Despite this, the Atacama supports life. Fog from the cold Pacific penetrates inland, depositing moisture that supports specialized plant and insect communities. The Camanchaca fog, reaching up to 40 km inland, has historically supported coastal indigenous populations and is now being harvested by fog collectors — mesh nets that condense moisture into drinking water in communities with no rainfall at all.

Desertification: Human-Accelerated Desert Expansion

Natural desert formation operates over millennia. Desertification — the degradation of dryland ecosystems resulting in persistent loss of vegetation and productivity — operates over decades and is strongly linked to human land use. The United Nations Convention to Combat Desertification estimates that 12 million hectares of productive land are lost annually to desertification, threatening the livelihoods of approximately 250 million people.
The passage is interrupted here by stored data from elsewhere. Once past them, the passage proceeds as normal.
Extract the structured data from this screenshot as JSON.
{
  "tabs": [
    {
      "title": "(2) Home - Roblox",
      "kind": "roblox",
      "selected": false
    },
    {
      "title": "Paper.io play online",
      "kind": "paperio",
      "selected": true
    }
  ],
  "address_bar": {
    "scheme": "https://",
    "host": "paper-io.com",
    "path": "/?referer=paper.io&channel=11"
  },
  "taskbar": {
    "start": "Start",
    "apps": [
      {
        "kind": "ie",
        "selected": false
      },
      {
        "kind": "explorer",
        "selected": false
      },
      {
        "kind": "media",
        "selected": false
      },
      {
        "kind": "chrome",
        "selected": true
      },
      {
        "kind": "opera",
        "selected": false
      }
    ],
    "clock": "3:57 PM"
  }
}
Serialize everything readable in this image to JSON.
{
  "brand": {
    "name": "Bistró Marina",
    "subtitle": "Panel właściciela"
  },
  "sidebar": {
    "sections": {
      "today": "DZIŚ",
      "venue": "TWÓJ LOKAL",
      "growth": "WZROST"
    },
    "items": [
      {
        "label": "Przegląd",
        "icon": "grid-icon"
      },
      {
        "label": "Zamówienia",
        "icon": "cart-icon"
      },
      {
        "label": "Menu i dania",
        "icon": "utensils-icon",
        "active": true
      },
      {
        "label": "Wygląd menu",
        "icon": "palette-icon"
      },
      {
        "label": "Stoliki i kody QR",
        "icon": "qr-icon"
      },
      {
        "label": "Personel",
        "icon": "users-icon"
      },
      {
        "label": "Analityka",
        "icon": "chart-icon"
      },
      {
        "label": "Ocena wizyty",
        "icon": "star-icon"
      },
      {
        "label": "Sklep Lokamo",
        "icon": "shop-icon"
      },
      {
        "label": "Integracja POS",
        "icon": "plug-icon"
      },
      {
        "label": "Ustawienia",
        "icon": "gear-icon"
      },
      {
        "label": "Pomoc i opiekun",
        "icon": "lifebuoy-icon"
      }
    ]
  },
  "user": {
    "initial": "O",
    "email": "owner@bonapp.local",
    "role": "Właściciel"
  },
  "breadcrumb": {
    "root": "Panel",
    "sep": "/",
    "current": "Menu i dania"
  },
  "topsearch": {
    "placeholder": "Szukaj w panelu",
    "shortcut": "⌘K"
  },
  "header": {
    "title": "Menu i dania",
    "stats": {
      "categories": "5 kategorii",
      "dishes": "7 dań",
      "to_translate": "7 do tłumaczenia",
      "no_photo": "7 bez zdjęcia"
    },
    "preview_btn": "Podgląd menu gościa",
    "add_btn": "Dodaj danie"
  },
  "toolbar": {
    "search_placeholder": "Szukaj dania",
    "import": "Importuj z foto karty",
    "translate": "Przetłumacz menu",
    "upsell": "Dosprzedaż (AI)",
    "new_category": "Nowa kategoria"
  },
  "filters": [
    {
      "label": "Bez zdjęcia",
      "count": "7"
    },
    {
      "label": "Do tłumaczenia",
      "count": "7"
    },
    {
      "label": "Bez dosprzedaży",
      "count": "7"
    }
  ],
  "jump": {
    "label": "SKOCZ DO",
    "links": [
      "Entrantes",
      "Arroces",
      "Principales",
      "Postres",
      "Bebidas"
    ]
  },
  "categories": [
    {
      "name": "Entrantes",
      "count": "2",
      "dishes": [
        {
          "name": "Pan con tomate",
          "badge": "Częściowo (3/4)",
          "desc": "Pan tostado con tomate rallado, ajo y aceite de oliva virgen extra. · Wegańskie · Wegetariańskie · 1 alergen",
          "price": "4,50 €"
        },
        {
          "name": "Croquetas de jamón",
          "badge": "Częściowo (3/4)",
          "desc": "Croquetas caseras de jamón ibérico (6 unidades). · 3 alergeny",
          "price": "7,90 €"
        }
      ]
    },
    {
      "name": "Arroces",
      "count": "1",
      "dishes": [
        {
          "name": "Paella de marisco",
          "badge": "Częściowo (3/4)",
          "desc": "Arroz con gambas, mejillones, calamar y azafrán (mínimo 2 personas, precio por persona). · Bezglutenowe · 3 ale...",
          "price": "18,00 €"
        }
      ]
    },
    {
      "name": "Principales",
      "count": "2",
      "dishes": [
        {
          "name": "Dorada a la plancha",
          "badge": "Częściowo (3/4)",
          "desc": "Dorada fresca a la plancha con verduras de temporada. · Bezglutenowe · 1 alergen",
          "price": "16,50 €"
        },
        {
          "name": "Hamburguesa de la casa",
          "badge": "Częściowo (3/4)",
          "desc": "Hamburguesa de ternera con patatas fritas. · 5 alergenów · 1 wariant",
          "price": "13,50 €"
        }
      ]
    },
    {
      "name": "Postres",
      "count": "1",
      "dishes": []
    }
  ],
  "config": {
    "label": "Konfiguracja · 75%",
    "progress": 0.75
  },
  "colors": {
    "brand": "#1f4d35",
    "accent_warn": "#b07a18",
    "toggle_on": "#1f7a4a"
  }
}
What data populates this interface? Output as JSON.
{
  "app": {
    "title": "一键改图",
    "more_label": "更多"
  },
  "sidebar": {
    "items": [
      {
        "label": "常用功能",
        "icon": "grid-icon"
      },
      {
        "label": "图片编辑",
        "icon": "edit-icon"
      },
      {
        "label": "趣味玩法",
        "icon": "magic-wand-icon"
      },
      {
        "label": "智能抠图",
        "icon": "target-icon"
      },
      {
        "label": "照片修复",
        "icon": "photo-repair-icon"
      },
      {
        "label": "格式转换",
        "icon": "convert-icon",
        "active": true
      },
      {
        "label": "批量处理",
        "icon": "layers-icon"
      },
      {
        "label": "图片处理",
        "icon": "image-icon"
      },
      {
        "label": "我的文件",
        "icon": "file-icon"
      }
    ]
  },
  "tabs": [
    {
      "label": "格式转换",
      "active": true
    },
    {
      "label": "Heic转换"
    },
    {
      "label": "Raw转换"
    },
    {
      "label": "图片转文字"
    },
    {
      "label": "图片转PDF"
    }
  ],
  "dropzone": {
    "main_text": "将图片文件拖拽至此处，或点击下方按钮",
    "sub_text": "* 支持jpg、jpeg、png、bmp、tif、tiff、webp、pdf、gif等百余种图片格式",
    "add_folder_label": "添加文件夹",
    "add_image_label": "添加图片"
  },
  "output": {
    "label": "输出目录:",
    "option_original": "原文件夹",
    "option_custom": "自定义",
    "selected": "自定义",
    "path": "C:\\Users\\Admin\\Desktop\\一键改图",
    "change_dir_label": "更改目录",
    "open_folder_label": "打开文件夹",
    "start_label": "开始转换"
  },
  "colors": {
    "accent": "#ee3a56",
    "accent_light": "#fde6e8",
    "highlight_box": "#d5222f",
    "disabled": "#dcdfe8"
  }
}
  • Overgrazing: Livestock remove vegetation cover, expose soil to wind and water erosion, and compact soil, reducing water infiltration. The Sahel desertification of the 1970s–1980s was intensified by livestock pressure on degraded rangeland during drought years.
  • Deforestation: Tree removal reduces evapotranspiration, which contributes to local rainfall cycles. Regional deforestation can reduce precipitation by 20–30% in some areas.
  • Unsustainable agriculture: Irrigated agriculture without adequate drainage leads to salinization — salt accumulation in soils — rendering them unproductive. The Aral Sea basin lost much of its irrigated farmland to salinization after Soviet-era cotton irrigation depleted the sea.
  • Climate change: Warming temperatures increase evapotranspiration demand, effectively expanding aridity in semi-arid margins.
DesertLocationArea (km²)Annual Rainfall
Antarctic DesertAntarctica14,200,000<50 mm (polar desert)
SaharaNorth Africa9,200,00025–100 mm
Arabian DesertArabian Peninsula2,300,00025–100 mm
GobiMongolia, China1,300,000100–200 mm
Patagonian DesertArgentina673,000150–250 mm (rain shadow)
AtacamaChile, Peru105,000<1–15 mm

The Great Green Wall and Restoration

In response to Sahel desertification, 22 African nations launched the Great Green Wall initiative in 2007 — an ambitious project to restore a 15-km-wide, 8,000-km-long band of vegetation across the entire width of Africa, from Senegal to Djibouti. By 2021, approximately 18 million hectares had been restored, primarily through farmer-managed natural regeneration — allowing native trees to regrow from existing root systems rather than replanting from scratch. Ethiopia alone restored 15 million hectares of degraded land between 2015 and 2020 through community-based reforestation. These efforts demonstrate that desertification, while serious, is reversible with sustained policy commitment and community participation. The desert, as the Green Sahara's history shows, responds to changed conditions — in both directions.